SKILL.md

GrepAI Embeddings with Ollama

This skill covers using Ollama as the embedding provider for GrepAI, enabling 100% private, local code search.

When to Use This Skill

Setting up private, local embeddings

Choosing the right Ollama model

Optimizing Ollama performance

Troubleshooting Ollama connection issues

Why Ollama?

Advantage

Description

🔒 Privacy

Code never leaves your machine

💰 Free

No API costs or usage limits

⚡ Speed

No network latency

🔌 Offline

Works without internet

🔧 Control

Choose your model

Prerequisites

Ollama installed and running

An embedding model downloaded

# Install Ollama

brew install ollama  # macOS

# or

curl -fsSL https://ollama.com/install.sh | sh  # Linux

# Start Ollama

ollama serve

# Download model

ollama pull nomic-embed-text

Configuration

Basic Configuration

# .grepai/config.yaml

embedder:

  provider: ollama

  model: nomic-embed-text

  endpoint: http://localhost:11434

With Custom Endpoint

embedder:

  provider: ollama

  model: nomic-embed-text

  endpoint: http://192.168.1.100:11434  # Remote Ollama server

With Explicit Dimensions

embedder:

  provider: ollama

  model: nomic-embed-text

  endpoint: http://localhost:11434

  dimensions: 768  # Usually auto-detected

Available Models

Recommended: nomic-embed-text

ollama pull nomic-embed-text

Property

Value

Dimensions

768

Size

~274 MB

Speed

Fast

Quality

Excellent for code

Language

English-optimized

Configuration:

embedder:

  provider: ollama

  model: nomic-embed-text

Multilingual: nomic-embed-text-v2-moe

ollama pull nomic-embed-text-v2-moe

Property

Value

Dimensions

768

Size

~500 MB

Speed

Medium

Quality

Excellent

Language

Multilingual

Best for codebases with non-English comments/documentation.

Configuration:

embedder:

  provider: ollama

  model: nomic-embed-text-v2-moe

High Quality: bge-m3

ollama pull bge-m3

Property

Value

Dimensions

1024

Size

~1.2 GB

Speed

Slower

Quality

Very high

Language

Multilingual

Best for large, complex codebases where accuracy is critical.

Configuration:

embedder:

  provider: ollama

  model: bge-m3

  dimensions: 1024

Maximum Quality: mxbai-embed-large

ollama pull mxbai-embed-large

Property

Value

Dimensions

1024

Size

~670 MB

Speed

Medium

Quality

Highest

Language

English

Configuration:

embedder:

  provider: ollama

  model: mxbai-embed-large

  dimensions: 1024

Model Comparison

Model

Dims

Size

Speed

Quality

Use Case

nomic-embed-text

768

274MB

⚡⚡⚡

⭐⭐⭐

General use

nomic-embed-text-v2-moe

768

500MB

⚡⚡

⭐⭐⭐⭐

Multilingual

bge-m3

1024

1.2GB

⚡

⭐⭐⭐⭐⭐

Large codebases

mxbai-embed-large

1024

670MB

⚡⚡

⭐⭐⭐⭐⭐

Maximum accuracy

Performance Optimization

Memory Management

Models load into RAM. Ensure sufficient memory:

Model

RAM Required

nomic-embed-text

~500 MB

nomic-embed-text-v2-moe

~800 MB

bge-m3

~1.5 GB

mxbai-embed-large

~1 GB

GPU Acceleration

Ollama automatically uses:

macOS: Metal (Apple Silicon)

Linux/Windows: CUDA (NVIDIA GPUs)

Check GPU usage:

ollama ps

Keeping Model Loaded

By default, Ollama unloads models after 5 minutes of inactivity.
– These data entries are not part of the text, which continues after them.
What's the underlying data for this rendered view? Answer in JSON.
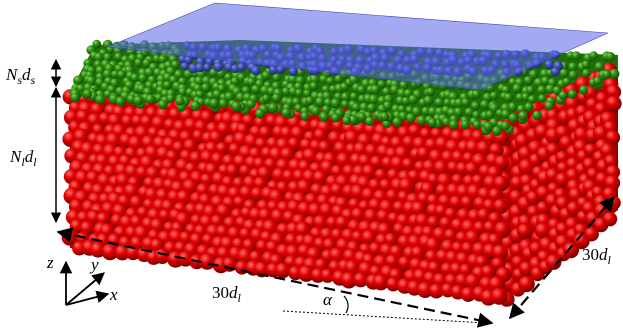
{
  "labels": {
    "small_layer": {
      "n": "N",
      "n_sub": "s",
      "d": "d",
      "d_sub": "s"
    },
    "large_layer": {
      "n": "N",
      "n_sub": "l",
      "d": "d",
      "d_sub": "l"
    },
    "length_front": {
      "value": "30",
      "d": "d",
      "d_sub": "l"
    },
    "length_side": {
      "value": "30",
      "d": "d",
      "d_sub": "l"
    },
    "angle": "α",
    "axes": {
      "x": "x",
      "y": "y",
      "z": "z"
    }
  },
  "colors": {
    "large_particles": "#d40000",
    "small_particles": "#2f8a12",
    "plane": "#5a64e6"
  }
}
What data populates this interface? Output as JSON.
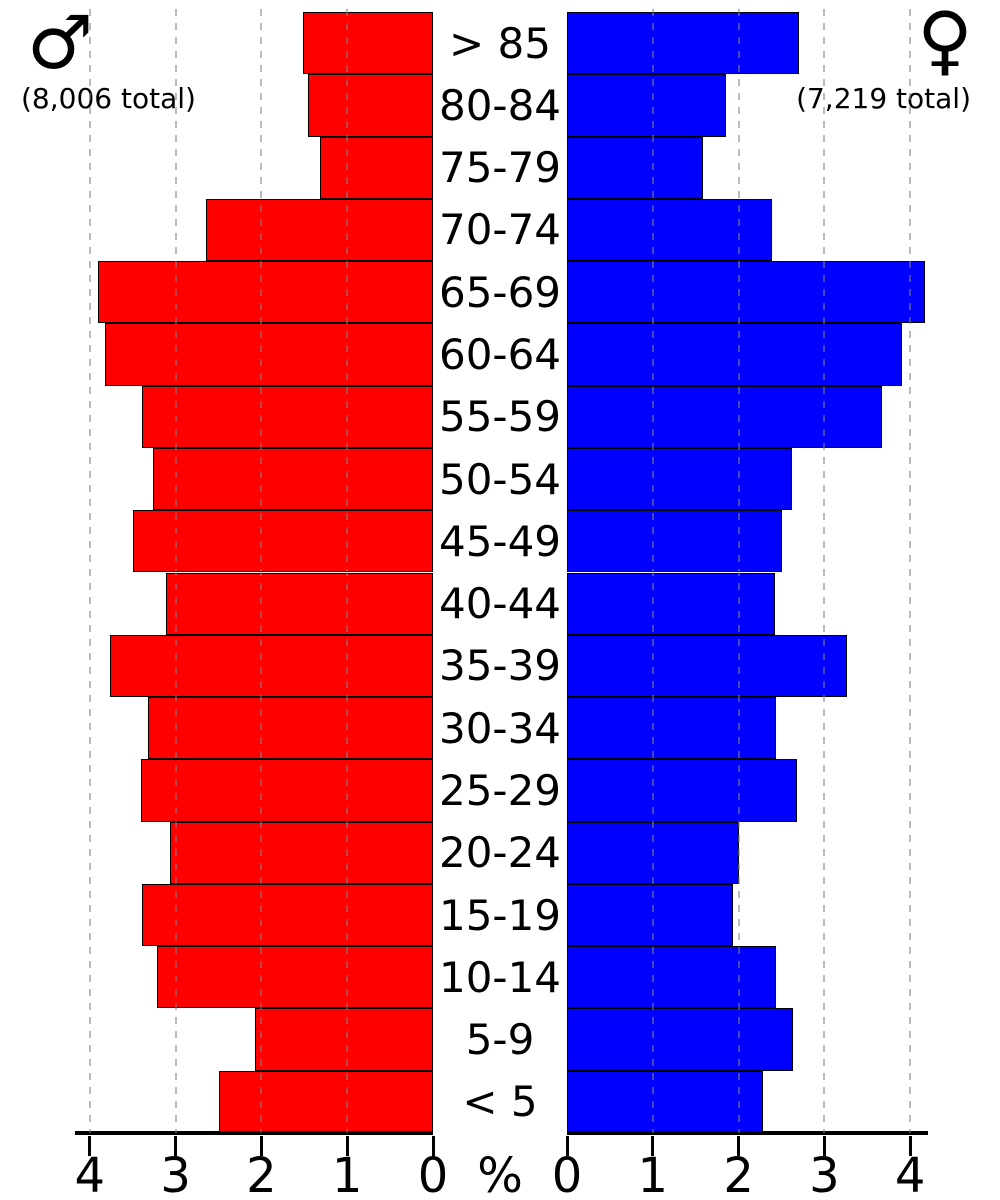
{
  "chart_data": {
    "type": "bar",
    "subtype": "population-pyramid",
    "title": "",
    "xlabel": "%",
    "categories": [
      "> 85",
      "80-84",
      "75-79",
      "70-74",
      "65-69",
      "60-64",
      "55-59",
      "50-54",
      "45-49",
      "40-44",
      "35-39",
      "30-34",
      "25-29",
      "20-24",
      "15-19",
      "10-14",
      "5-9",
      "< 5"
    ],
    "series": [
      {
        "name": "male",
        "side": "left",
        "symbol": "♂",
        "total_label": "(8,006 total)",
        "color": "#ff0000",
        "values": [
          1.51,
          1.46,
          1.32,
          2.65,
          3.9,
          3.82,
          3.39,
          3.26,
          3.5,
          3.11,
          3.76,
          3.32,
          3.4,
          3.07,
          3.39,
          3.22,
          2.07,
          2.49
        ]
      },
      {
        "name": "female",
        "side": "right",
        "symbol": "♀",
        "total_label": "(7,219 total)",
        "color": "#0000ff",
        "values": [
          2.7,
          1.85,
          1.59,
          2.39,
          4.17,
          3.9,
          3.67,
          2.62,
          2.51,
          2.43,
          3.26,
          2.44,
          2.68,
          2.0,
          1.94,
          2.44,
          2.63,
          2.28
        ]
      }
    ],
    "x_ticks_left": [
      "4",
      "3",
      "2",
      "1",
      "0"
    ],
    "x_ticks_right": [
      "0",
      "1",
      "2",
      "3",
      "4"
    ],
    "xlim": [
      0,
      4.2
    ],
    "grid": "dashed vertical gridlines at 1,2,3,4 on both sides, drawn over bars",
    "legend_position": "top corners"
  }
}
Keep loaded:

# Keep model loaded indefinitely

curl http://localhost:11434/api/generate -d '{

  "model": "nomic-embed-text",

  "keep_alive": -1

}'

Verifying Connection

Check Ollama is Running

curl http://localhost:11434/api/tags

List Available Models

ollama list

Test Embedding

curl http://localhost:11434/api/embeddings -d '{

  "model": "nomic-embed-text",

  "prompt": "function authenticate(user, password)"

}'

Running Ollama as a Service

macOS (launchd)

Ollama app runs automatically on login.

Linux (systemd)

# Enable service

sudo systemctl enable ollama

# Start service

sudo systemctl start ollama

# Check status

sudo systemctl status ollama

Manual Background

nohup ollama serve > /dev/null 2>&#x26;1 &#x26;

Remote Ollama Server

Run Ollama on a powerful server and connect remotely:

On the Server

# Allow remote connections

OLLAMA_HOST=0.0.0.0 ollama serve

On the Client

# .grepai/config.yaml

embedder:

  provider: ollama

  model: nomic-embed-text

  endpoint: http://server-ip:11434

Common Issues

❌ Problem: Connection refused

✅ Solution:

# Start Ollama

ollama serve

❌ Problem: Model not found

✅ Solution:

# Pull the model

ollama pull nomic-embed-text

❌ Problem: Slow embedding generation

✅ Solutions:

Use a smaller model (nomic-embed-text)

Ensure GPU is being used (ollama ps)

Close memory-intensive applications

Consider a remote server with better hardware

❌ Problem: Out of memory

✅ Solutions:

Use a smaller model

Close other applications

Upgrade RAM

Use remote Ollama server

❌ Problem: Embeddings differ after model update

✅ Solution: Re-index after model updates:

rm .grepai/index.gob

grepai watch

Best Practices

**Start with nomic-embed-text:** Best balance of speed/quality

Keep Ollama running: Background service recommended

Match dimensions: Don't mix models with different dimensions

Re-index on model change: Delete index and re-run watch

Monitor memory: Embedding models use significant RAM

Output Format

Successful Ollama configuration:

✅ Ollama Embedding Provider Configured

   Provider: Ollama

   Model: nomic-embed-text

   Endpoint: http://localhost:11434

   Dimensions: 768 (auto-detected)

   Status: Connected

   Model Info:

   - Size: 274 MB

   - Loaded: Yes

   - GPU: Apple Metal

grepai-embeddings-ollama

SKILL.md

GrepAI Embeddings with Ollama

When to Use This Skill

Why Ollama?

Prerequisites

Configuration

Basic Configuration

With Custom Endpoint

With Explicit Dimensions

Available Models

Recommended: nomic-embed-text

Multilingual: nomic-embed-text-v2-moe

High Quality: bge-m3

Maximum Quality: mxbai-embed-large

Model Comparison

Performance Optimization

Memory Management

GPU Acceleration

Keeping Model Loaded

Verifying Connection

Check Ollama is Running

List Available Models

Test Embedding

Running Ollama as a Service

macOS (launchd)

Linux (systemd)

Manual Background

Remote Ollama Server

On the Server

On the Client

Common Issues

Best Practices

Output Format

Stop writing automation&scrapers

grepai-embeddings-ollama

SKILL.md

GrepAI Embeddings with Ollama

When to Use This Skill

Why Ollama?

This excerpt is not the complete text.